The Office of Nuclear Energy also points out that nuclear power is the largest source of clean, or non-carbon-producing, energy in the U.S. Nuclear power generates many hours of electricity each year. This eliminates the creation of over 470 million metric tons of carbon each year, equivalent to taking 100 million cars off the road. Globally, nuclear power creates around one-third of the world's carbon-free electricity (via the IAEA). Nuclear power in the U.S. is also important to maintaining international security, according to the Office of Nuclear Energy, because the U.S. needs to be a global leader in this field, working with other countries to ensure the peaceful use of nuclear technology.
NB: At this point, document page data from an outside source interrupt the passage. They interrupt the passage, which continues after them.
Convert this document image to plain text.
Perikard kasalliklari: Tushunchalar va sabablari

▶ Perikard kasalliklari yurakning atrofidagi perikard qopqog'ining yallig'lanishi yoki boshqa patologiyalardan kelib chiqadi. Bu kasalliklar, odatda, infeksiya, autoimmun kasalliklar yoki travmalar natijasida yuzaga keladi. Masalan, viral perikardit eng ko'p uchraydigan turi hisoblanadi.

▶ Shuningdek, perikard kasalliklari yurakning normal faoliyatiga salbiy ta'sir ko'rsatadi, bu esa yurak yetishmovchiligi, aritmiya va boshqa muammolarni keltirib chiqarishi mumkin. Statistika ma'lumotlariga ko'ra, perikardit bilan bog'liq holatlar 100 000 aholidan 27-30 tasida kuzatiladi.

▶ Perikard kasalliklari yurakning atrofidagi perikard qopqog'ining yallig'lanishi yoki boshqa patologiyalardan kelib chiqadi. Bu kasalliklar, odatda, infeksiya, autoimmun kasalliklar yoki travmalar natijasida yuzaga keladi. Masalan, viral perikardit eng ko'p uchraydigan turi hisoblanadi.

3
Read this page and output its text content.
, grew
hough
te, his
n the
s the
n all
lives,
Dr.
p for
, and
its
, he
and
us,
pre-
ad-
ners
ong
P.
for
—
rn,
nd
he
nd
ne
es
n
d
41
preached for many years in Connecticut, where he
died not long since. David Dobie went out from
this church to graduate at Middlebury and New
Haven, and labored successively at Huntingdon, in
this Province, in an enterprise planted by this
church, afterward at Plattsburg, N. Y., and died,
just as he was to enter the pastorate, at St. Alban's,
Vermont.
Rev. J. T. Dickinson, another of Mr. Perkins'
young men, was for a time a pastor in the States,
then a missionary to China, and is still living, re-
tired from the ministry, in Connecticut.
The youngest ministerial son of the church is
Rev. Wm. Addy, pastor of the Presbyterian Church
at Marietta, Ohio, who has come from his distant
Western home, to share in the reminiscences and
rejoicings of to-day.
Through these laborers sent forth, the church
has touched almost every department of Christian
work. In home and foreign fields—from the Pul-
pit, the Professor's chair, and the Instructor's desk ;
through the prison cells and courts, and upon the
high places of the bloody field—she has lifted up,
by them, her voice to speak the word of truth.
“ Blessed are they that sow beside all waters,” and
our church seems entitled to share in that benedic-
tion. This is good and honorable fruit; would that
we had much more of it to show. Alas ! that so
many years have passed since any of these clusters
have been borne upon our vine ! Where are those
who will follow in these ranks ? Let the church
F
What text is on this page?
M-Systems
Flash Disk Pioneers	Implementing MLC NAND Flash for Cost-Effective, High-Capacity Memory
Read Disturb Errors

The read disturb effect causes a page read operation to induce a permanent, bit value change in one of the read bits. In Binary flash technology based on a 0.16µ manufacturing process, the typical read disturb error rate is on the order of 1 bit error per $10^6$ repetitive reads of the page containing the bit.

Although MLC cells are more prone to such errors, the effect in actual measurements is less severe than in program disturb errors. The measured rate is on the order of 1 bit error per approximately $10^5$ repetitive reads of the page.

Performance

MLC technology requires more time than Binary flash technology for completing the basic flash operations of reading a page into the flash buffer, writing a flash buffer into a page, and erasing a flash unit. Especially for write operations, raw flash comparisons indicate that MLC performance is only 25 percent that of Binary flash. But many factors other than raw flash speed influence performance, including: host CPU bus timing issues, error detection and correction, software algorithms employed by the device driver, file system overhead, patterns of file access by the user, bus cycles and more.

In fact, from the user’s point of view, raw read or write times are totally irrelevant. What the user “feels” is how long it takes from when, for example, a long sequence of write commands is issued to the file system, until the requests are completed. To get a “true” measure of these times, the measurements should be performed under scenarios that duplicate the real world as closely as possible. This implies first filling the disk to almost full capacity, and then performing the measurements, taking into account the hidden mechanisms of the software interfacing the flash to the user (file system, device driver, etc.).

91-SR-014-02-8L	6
Cons of using nuclear power

Nuclear power can be expensive to operate, partially because of strict rules about maintenance, staffing, training, and inspections. The Department of Energy (DOE) is working to reduce these costs while making sure performance improves rather than suffering from any changes. They are also developing "accident tolerant fuels," which would produce less waste and could be in use by 2025, according to the Office of Nuclear Energy.

The transportation and storage of used fuel from nuclear power plants is often complicated. At present in the U.S., it's stored at 76 sites in 34 states. Congress is working on ideas about permanent disposal. The DOE is designing a new type of train car for large-scale transportation of used fuel from plants (via the Office of Nuclear Energy).

Disasters at power plants globally have caused public concern about the use of nuclear energy. Nuclear power plants produce nuclear waste with different levels of radioactivity. Its storage or disposal is different, depending on the level of radioactivity and its purpose, according to the IAEA. The DOE is working on the design of advanced reactors, using new technology, that should generate much less nuclear waste. These may be under construction by 2030 (via the Office of Nuclear Energy).